Rather than creating a Biscuit from scratch, a player selects one of the housemates out of the eight included, such as Digglet, a dayglo pink Manchine who thinks he is Digger, the meanest Manchine ever; Toothy Grin, either a giant rat or someone in a giant rat suit, who thinks he is both a mascot for Big Smile Burgers and a giant rat; and Klick’s End Kenny, a glue-sniffing, cider swigging lout. Then he rolls for his Knucklehead Origin, like Asylum Escapee, Plain Ass Scuzz, and Sloppy Drunk Bum, and his Speciality, like Knives Everywhere—really everywhere, Idiot Savant, and Quest Giver, who is really good at scouring the bus terminal floor for BPMs. The Biscuit is then put through a very simple lifepath system which determines adjustments to the stats—Agility, Knowledge, Presence, Strength, and Toughness, and rolls to see if they are actually alien. If they are, they are probably either deluded—actually, more deluded—or faking it.

Mechanically, SLA Borg is quite simple. Actions and attacks require a roll of a twenty-sided die to beat a Difficulty Rating, from incredibly simple or six, all the way up to should not be possible or eighteen, with twelve being normal. Stat ratings are added as necessary. Combat typically requires a roll against a Difficulty Rating of twelve and the combat rules do cover the use of firearms as well as melee weapons.

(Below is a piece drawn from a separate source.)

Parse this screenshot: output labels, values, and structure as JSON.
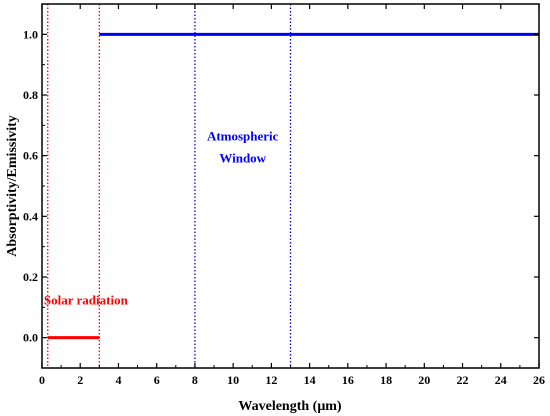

This includes simple rules for handling ammunition. Rolls of twenty are critical and rolls of one are fumbles. The mechanics are player facing, so that a player will roll for his Biscuit to attack and then roll for his Biscuit to avoid being attacked.

So what do you play in SLA Borg? It includes ideas for BPMs of all types—Mauve, Pink, Starch, Bleu, Lemon, Brown, and because Nightfall Games is a Scottish publisher, Tartan and Paisley. There are almost all sixty or so ideas contained in the BPM section. They vary in detail, a few being ready to play, most requiring some degree of preparation. There is a bestiary too and details of various drugs and alcoholic drinks. Despite this, SLA Borg is not really suited to long term play. After all, there is no means of improving Biscuit, no means of moving up or getting out...

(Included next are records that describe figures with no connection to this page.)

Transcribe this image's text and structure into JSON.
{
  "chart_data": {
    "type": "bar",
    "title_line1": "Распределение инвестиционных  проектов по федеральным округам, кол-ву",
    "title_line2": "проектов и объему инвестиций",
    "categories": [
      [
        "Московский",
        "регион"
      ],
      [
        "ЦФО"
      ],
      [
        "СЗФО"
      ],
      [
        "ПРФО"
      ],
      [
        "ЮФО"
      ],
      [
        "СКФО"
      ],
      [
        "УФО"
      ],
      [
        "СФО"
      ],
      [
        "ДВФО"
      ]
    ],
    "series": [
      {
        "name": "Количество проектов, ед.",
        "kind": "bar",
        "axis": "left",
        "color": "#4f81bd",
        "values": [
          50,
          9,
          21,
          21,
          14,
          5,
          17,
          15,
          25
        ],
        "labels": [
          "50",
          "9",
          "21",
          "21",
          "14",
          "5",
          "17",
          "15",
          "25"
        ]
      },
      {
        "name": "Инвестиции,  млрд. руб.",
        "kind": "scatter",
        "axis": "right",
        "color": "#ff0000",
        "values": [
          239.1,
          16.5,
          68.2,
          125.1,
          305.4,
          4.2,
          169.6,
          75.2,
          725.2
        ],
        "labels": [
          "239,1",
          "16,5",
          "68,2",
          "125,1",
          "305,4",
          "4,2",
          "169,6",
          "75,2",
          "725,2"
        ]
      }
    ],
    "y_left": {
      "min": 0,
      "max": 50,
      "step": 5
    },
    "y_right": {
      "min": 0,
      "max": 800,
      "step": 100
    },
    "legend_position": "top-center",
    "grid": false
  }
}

Physically, SLA Borg is very well-presented. The artwork is as good as to be expected for a vaguely SLA Industries-related supplement, the writing is decent, and it gets away with not needing an index with its relatively short page length.

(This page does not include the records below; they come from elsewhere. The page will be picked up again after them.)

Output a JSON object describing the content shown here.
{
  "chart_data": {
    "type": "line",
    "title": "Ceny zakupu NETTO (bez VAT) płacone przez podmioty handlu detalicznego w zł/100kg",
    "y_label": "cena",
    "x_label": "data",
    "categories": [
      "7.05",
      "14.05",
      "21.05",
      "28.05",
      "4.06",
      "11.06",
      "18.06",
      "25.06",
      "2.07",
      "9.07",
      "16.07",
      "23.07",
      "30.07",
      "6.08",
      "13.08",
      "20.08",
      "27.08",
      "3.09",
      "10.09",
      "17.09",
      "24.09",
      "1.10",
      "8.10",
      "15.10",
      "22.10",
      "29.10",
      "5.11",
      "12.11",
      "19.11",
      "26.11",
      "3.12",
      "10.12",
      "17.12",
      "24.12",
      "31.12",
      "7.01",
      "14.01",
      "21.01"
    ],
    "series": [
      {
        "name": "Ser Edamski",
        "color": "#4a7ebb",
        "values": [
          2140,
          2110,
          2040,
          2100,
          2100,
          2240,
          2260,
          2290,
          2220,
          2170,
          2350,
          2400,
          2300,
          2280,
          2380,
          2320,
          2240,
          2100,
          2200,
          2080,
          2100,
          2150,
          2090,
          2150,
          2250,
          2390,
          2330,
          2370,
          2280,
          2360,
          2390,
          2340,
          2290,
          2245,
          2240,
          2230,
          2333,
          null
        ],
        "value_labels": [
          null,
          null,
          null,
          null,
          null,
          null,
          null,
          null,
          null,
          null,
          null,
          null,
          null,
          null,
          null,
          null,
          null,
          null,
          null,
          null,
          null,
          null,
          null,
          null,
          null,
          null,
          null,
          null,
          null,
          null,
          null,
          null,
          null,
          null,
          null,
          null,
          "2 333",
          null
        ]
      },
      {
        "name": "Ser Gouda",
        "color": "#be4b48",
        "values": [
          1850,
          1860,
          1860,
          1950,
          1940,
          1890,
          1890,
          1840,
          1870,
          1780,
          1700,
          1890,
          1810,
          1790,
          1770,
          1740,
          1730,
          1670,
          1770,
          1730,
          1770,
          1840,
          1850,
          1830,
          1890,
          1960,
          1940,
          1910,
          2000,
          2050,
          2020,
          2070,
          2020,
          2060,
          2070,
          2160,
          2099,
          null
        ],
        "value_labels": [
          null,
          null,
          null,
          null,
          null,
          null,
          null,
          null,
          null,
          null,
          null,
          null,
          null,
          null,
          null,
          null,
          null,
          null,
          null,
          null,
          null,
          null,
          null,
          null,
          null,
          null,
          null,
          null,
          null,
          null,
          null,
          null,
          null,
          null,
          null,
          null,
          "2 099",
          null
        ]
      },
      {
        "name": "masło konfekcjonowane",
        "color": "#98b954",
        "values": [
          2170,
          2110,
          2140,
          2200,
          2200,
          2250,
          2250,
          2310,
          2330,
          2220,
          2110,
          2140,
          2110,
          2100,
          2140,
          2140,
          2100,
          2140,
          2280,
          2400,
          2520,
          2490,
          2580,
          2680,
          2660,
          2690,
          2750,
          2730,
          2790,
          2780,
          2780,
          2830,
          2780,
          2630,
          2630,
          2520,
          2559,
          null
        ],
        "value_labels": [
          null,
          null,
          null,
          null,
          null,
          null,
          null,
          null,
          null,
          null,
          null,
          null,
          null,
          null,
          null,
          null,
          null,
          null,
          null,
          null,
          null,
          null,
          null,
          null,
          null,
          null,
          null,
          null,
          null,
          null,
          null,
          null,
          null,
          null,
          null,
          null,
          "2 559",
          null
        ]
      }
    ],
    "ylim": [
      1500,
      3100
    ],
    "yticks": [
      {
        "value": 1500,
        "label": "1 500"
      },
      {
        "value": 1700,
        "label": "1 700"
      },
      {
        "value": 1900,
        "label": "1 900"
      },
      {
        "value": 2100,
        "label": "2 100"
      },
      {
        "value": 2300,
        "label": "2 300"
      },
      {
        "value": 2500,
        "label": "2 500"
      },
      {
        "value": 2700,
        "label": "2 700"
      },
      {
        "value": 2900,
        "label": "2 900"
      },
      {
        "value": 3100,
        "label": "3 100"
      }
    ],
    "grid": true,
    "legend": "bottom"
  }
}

So… SLA Borg is a dumb game. Intentionally so. It is meant to be dumb. You are playing dumb characters, doing dumb things, because they hold dumb beliefs. Yet the Biscuits in SLA Borg are more victims than they are inadvertent monsters (though they may end doing foolishly monstrous things), victims of the World of Progress, victims of the hopelessness, victims of The Dream. Ultimately, they are victims because they actually want to be better and they want to make a difference, because they know that is what a SLA Operative is meant to do in order to get famous, but none of this is attainable and their attempts to do better and be better, are doomed to failure. SLA Borg is dumbass fun, playing fuckups who are going fuck up, just for a ‘Bus Pass Mission’ or two, but at the same time, it does shine a light, from below, on just how rotten SLA Industries and the World of Progress really is.